The modern convention of using a single space is the result of journalistic publishers' desire for economy of printing paper. It costs more -- either money for extra pages or characters that won't fit on a page -- to have two (or even 1.5) spaces between sentences. For that reason, a new convention for non-personal correspondence arose, not out of "correctness" or readability concerns, but out of the miserliness of accountants.
As for the lack of studies, that's because it's pretty difficult to come up with a meaningful set of criteria that can be (relatively) easily measured in such a study. Worse, the people with both the resources and interest necessary to fund such studies are for the most part not interested in finding out their cost-saving measures make it harder to read their publications.

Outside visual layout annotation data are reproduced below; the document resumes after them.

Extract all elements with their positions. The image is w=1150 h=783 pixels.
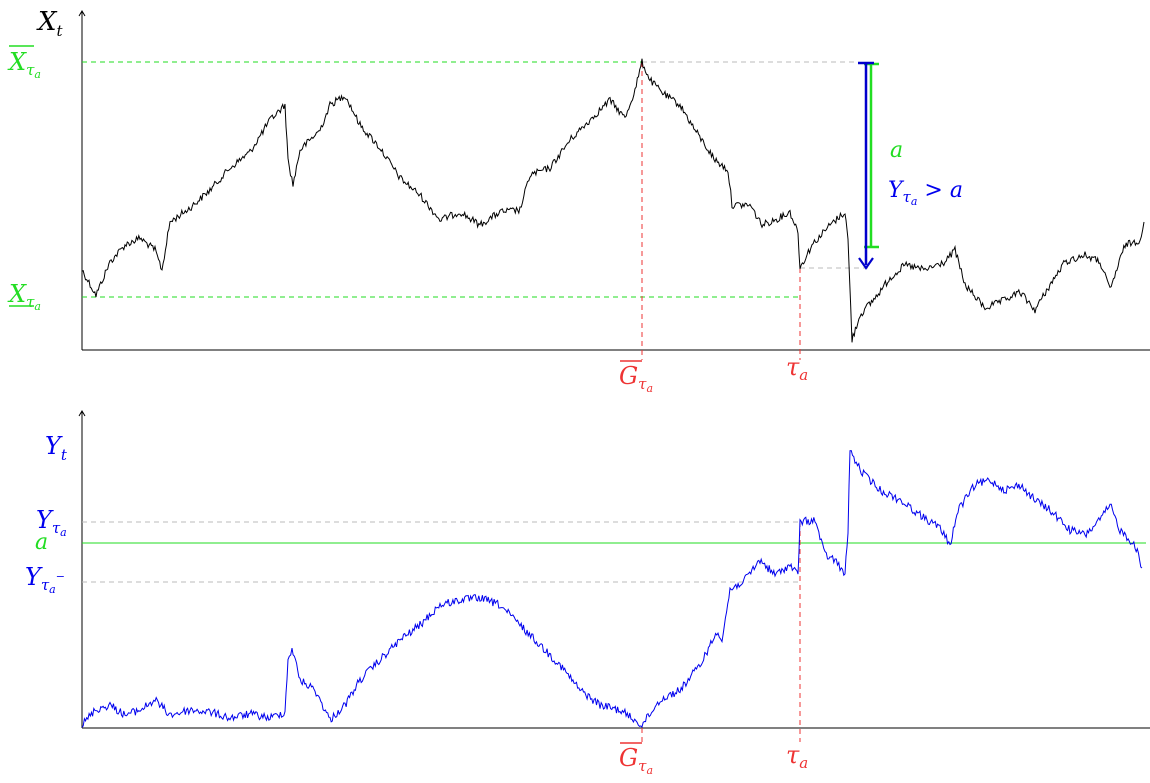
bottom-g-label: Gτa: [619, 742, 653, 777]
tau-label: τa: [786, 353, 808, 384]
bottom-a-label: a: [35, 530, 48, 555]
bottom-panel: Yt Yτa a Yτa− Gτa τa: [25, 410, 1150, 777]
max-label: Xτa: [7, 45, 41, 81]
a-label: a: [890, 138, 903, 163]
top-panel: Xt Xτa Xτa Gτa τa a Yτa > a: [7, 7, 1150, 395]
bottom-tau-label: τa: [786, 741, 808, 772]
down-arrow-icon: [858, 257, 874, 270]
svg-text:Gτa: Gτa: [619, 362, 653, 395]
y-path-line: [81, 450, 1143, 728]
svg-text:Gτa: Gτa: [619, 744, 653, 777]
g-label: Gτa: [619, 360, 653, 395]
y-tau-label: Yτa: [36, 506, 67, 539]
y-gt-a-label: Yτa > a: [888, 178, 963, 208]
y-tau-minus-label: Yτa−: [25, 563, 65, 596]
x-path-line: [81, 58, 1145, 343]
svg-text:Xτa: Xτa: [7, 280, 41, 313]
bottom-y-axis-arrow-icon: [78, 410, 86, 417]
top-y-axis-arrow-icon: [78, 10, 86, 17]
top-y-axis-label: Xt: [36, 7, 64, 40]
svg-text:Xτa: Xτa: [7, 48, 41, 81]
bottom-y-axis-label: Yt: [45, 432, 68, 464]
min-label: Xτa: [7, 280, 41, 313]
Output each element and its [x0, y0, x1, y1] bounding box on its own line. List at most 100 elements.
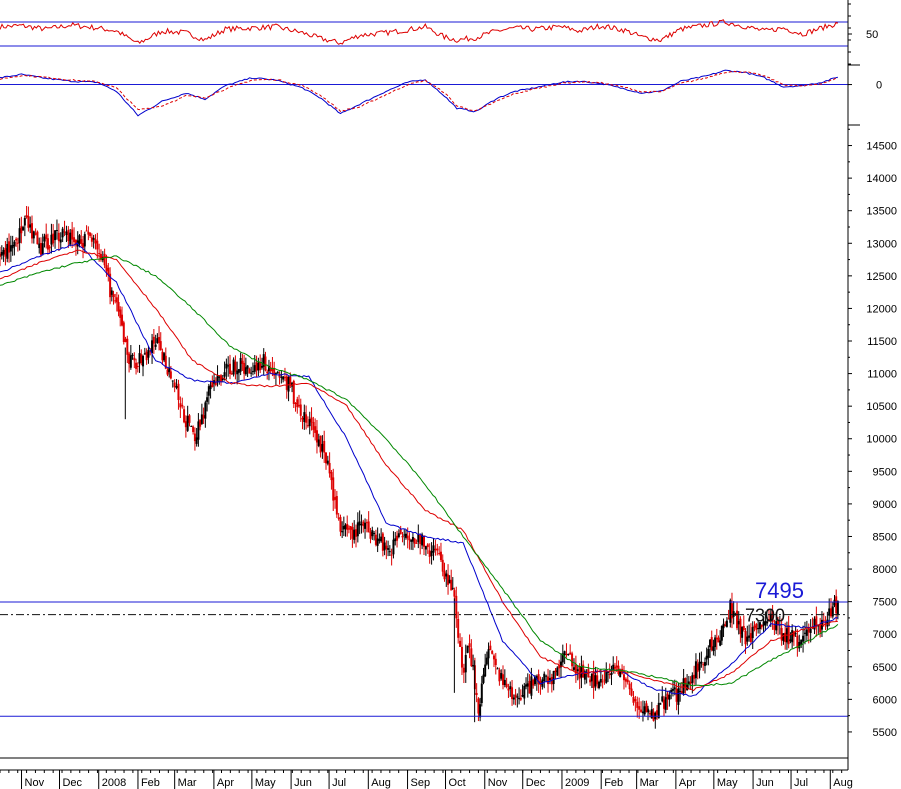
candle-up	[54, 230, 57, 241]
x-tick-label: Dec	[62, 777, 82, 789]
candle-down	[558, 664, 561, 669]
candle-up	[267, 365, 270, 372]
candle-up	[712, 646, 715, 652]
candle-up	[791, 630, 794, 643]
candle-down	[369, 531, 372, 539]
candle-up	[748, 635, 751, 638]
candle-down	[636, 701, 639, 708]
x-tick-label: Jul	[794, 777, 808, 789]
candle-up	[204, 402, 207, 419]
x-tick-label: Oct	[449, 777, 466, 789]
candle-up	[802, 635, 805, 642]
candle-up	[11, 244, 14, 249]
candle-up	[41, 243, 44, 254]
candle-down	[830, 608, 833, 617]
candle-down	[177, 383, 180, 400]
candle-up	[6, 243, 9, 259]
candle-down	[278, 373, 281, 378]
candle-down	[423, 535, 425, 547]
candle-up	[417, 534, 420, 543]
candle-up	[764, 620, 767, 626]
candle-up	[218, 376, 221, 378]
candle-up	[131, 354, 134, 356]
candle-down	[739, 618, 742, 635]
x-tick-label: Nov	[25, 777, 45, 789]
candle-up	[404, 533, 407, 538]
candle-up	[831, 606, 834, 617]
candle-down	[314, 426, 317, 433]
candle-up	[583, 671, 586, 680]
candle-down	[656, 710, 659, 715]
candle-down	[296, 399, 299, 408]
candle-down	[447, 574, 450, 585]
candle-down	[140, 354, 143, 364]
candle-down	[4, 248, 7, 257]
candle-down	[492, 655, 495, 660]
candle-up	[303, 412, 306, 422]
x-tick-label: Jun	[756, 777, 774, 789]
candle-down	[234, 361, 237, 372]
candle-down	[335, 496, 338, 515]
candle-up	[572, 667, 575, 670]
candle-up	[782, 633, 785, 642]
candle-down	[498, 669, 501, 682]
candle-up	[590, 673, 593, 682]
candle-down	[173, 382, 176, 388]
candle-up	[61, 228, 64, 238]
candle-down	[273, 368, 276, 376]
y-tick-label: 8000	[873, 564, 897, 576]
candle-down	[434, 548, 437, 551]
candle-up	[668, 694, 671, 700]
candle-up	[432, 545, 435, 553]
candle-up	[22, 227, 25, 231]
candle-up	[659, 703, 662, 705]
candle-down	[628, 683, 631, 690]
candle-down	[507, 688, 510, 691]
candle-down	[649, 712, 652, 715]
candle-up	[525, 684, 528, 687]
x-tick-label: Jun	[294, 777, 312, 789]
candle-up	[197, 421, 200, 440]
candle-down	[112, 294, 115, 298]
candle-down	[117, 302, 120, 312]
candle-down	[337, 517, 340, 519]
candle-down	[46, 238, 49, 250]
candle-up	[530, 676, 533, 696]
candle-down	[283, 377, 286, 379]
candle-up	[671, 689, 674, 691]
candle-down	[777, 619, 780, 626]
candle-up	[186, 415, 189, 431]
candle-up	[143, 353, 146, 355]
candle-up	[246, 365, 249, 369]
candle-down	[622, 674, 625, 681]
candle-down	[815, 616, 818, 627]
candle-down	[292, 380, 295, 404]
candle-up	[732, 611, 735, 617]
candle-down	[727, 618, 730, 620]
candle-down	[666, 693, 669, 700]
candle-down	[310, 417, 313, 423]
candle-up	[670, 689, 673, 693]
candle-down	[603, 679, 606, 681]
x-tick-label: Feb	[604, 777, 623, 789]
candle-down	[289, 376, 292, 385]
candle-up	[521, 695, 524, 697]
candle-down	[565, 654, 568, 656]
candle-down	[505, 683, 508, 688]
y-tick-label: 8500	[873, 531, 897, 543]
candle-down	[312, 421, 315, 430]
candle-down	[578, 666, 581, 679]
candle-down	[582, 664, 585, 678]
moving-average-line	[0, 249, 838, 692]
candle-down	[489, 645, 492, 651]
candle-down	[48, 246, 51, 249]
candle-down	[569, 652, 572, 655]
candle-up	[758, 622, 761, 630]
candle-up	[341, 531, 344, 533]
candle-down	[396, 535, 399, 541]
candle-down	[385, 545, 388, 549]
candle-down	[90, 237, 93, 242]
candle-up	[410, 539, 413, 542]
candle-up	[757, 627, 760, 629]
candle-up	[2, 249, 5, 255]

People I know who read a lot -- who enjoy reading -- including myself all agree, though: having more than a single (proportional or otherwise) character width of space between sentences helps with making it easier to read quickly without having to backtrack and without missing things. In fact, if anything proportional typefaces makes the problem worse, because the spacing between sentences tends to end up smaller than it would otherwise be.
For all his annoying certainty that people who are certain of their disagreement with him are annoyingly wrong, Farhad Manjoo is pretty laughably lacking in the proud correctness he claims.